We have to remember ... [applause] We have to remember that, that this kind of thing goes on in Great Britain in the debates in the, in the Parliament. I've been there, and I've seen it. It's, it's, it's, it's very vituperative sometimes. But, but that's different. You, you wouldn't hear one of those members of the British Parliament say that about a Queen of England who's the head of state.
In our country it's different. The President is not only the head of a government, he's also the head of state. And no matter who he is or no matter how much you disagree with his policies, he ought to be treated with respect in a, in a, in a official forum like a Joint Session of the United States Congress.

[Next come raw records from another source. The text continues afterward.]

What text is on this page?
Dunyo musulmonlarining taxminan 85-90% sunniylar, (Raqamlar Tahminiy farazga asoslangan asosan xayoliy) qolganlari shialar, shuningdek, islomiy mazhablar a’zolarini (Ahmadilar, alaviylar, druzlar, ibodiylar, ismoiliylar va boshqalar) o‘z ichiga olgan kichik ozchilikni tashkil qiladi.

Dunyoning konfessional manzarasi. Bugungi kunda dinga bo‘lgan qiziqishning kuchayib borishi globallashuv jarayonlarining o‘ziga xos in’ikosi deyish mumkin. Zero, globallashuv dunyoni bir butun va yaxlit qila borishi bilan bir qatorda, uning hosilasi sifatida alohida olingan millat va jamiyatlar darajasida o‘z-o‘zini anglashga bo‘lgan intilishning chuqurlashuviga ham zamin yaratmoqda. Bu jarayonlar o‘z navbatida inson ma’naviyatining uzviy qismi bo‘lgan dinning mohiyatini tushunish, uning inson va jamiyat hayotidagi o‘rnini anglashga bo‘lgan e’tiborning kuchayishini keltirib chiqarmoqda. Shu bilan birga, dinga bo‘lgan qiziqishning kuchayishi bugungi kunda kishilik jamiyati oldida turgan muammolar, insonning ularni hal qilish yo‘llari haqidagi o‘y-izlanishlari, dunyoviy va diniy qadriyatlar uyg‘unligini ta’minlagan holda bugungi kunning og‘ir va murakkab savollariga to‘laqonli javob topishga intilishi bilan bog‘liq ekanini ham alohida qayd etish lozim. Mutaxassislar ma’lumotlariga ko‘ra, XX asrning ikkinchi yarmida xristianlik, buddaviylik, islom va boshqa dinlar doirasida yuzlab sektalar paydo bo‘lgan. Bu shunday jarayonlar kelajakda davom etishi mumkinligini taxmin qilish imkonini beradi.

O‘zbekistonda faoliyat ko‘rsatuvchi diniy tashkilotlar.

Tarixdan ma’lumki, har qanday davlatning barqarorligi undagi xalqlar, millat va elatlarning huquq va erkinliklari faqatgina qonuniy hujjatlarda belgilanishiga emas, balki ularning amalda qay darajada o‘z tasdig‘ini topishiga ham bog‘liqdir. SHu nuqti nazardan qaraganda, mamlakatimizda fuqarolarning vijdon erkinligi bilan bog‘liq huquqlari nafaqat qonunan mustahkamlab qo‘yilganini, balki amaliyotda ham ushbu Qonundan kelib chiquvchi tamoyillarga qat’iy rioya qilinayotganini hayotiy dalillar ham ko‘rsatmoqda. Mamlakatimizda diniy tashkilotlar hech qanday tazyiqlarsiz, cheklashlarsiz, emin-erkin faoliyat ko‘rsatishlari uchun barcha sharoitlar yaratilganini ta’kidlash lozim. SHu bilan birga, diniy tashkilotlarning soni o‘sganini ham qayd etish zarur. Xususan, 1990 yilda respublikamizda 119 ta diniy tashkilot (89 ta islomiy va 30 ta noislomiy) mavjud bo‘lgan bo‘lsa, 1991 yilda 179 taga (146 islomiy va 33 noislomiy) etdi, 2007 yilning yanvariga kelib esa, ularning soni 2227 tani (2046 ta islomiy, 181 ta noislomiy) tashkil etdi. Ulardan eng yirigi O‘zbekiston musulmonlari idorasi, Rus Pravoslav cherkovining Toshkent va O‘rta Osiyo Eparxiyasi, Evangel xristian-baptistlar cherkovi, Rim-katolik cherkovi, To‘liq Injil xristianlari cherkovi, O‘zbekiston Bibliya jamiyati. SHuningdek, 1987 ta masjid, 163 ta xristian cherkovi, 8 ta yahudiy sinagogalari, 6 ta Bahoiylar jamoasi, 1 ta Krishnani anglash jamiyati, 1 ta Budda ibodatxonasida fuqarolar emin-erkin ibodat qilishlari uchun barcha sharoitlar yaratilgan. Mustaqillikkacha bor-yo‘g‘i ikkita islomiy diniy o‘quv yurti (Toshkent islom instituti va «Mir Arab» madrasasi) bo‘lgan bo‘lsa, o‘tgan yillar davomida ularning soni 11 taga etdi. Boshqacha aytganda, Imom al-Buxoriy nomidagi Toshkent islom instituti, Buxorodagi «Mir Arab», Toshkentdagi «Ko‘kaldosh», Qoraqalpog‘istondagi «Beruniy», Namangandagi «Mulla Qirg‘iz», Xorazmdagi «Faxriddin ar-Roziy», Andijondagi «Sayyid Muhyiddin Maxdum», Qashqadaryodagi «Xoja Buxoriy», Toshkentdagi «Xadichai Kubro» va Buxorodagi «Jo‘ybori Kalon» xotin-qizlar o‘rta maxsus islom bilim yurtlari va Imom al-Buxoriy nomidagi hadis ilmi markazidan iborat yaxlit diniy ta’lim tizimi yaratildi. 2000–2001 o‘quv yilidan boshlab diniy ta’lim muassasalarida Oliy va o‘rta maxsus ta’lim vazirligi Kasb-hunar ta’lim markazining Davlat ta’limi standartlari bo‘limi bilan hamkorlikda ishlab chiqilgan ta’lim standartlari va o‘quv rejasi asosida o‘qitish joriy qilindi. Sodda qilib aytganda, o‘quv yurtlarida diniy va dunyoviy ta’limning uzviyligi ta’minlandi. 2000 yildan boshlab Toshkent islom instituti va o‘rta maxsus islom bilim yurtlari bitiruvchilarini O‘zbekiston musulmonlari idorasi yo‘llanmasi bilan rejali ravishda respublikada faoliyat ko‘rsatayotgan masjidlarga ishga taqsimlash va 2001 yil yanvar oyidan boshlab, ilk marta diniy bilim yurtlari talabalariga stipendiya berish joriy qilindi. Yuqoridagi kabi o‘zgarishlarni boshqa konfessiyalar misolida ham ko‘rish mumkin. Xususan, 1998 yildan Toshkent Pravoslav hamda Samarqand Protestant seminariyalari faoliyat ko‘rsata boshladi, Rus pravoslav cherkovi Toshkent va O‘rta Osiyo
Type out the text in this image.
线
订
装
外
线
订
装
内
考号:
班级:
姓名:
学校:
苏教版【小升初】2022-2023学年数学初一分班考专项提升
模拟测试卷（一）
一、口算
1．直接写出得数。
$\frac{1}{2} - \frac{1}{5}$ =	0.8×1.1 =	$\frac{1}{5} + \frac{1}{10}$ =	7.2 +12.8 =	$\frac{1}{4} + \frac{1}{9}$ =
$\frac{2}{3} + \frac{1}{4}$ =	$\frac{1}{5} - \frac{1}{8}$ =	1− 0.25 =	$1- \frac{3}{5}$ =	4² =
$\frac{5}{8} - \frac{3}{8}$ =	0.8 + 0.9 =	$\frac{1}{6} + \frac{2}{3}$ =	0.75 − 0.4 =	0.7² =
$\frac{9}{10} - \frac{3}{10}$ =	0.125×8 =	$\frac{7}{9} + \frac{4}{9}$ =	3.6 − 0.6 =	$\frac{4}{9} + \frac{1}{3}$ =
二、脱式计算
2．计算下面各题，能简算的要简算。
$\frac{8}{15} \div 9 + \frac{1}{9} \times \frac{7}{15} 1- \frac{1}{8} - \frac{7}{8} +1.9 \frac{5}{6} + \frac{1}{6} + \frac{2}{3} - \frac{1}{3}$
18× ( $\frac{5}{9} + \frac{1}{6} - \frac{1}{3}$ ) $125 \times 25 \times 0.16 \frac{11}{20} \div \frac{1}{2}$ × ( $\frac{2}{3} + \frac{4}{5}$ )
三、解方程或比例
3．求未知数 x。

I think it was a dastardly thing to do, and I believe it was so bad that it's going to be corrected by an overwhelming majority of Democrats and Republicans in the, in the [unintelligible].
Carter knows white racism, and he knows how it manifests itself in politics, and he has fought against it during a long political career. He's not just mouthing some superficial notion.
Unlike many of our celebrity pundits who love to talk about race but have not much useful to say, as a rule, Carter doesn't base what he's saying on some false assumption that the protests against Obama are more intense than the incredible accusations that were slung at Bill Clinton throughout his Presidency. (Bob Somerby reminds us that by summer of 1994, there had been two active assassination attempts on Clinton. One of them involved a private plane crash-landing on the White House lawn that had apparently been aimed at the Clintons' bedroom. Condi-Condi Rice apparently forgot about that incident when she said no one imagined that someone would think of converted an airplane into a weapon.)
Carter explains a concept we almost never hear mentioned but I know from experience from my European friends and in-laws can be confusing. The President is the head of state as well as the head of government. A simple concept, but probably far above the heads of our celebrity pundits.
And Carter did not say that no one should ever heckle the President or protest in his presence. He was very specific about the context of the Joint Session of Congress in which the President should be shown the courtesy due a head of state. He didn't mention it specifically in what I quoted, but as I understand it, the formal rules of Congress specify something along those lines.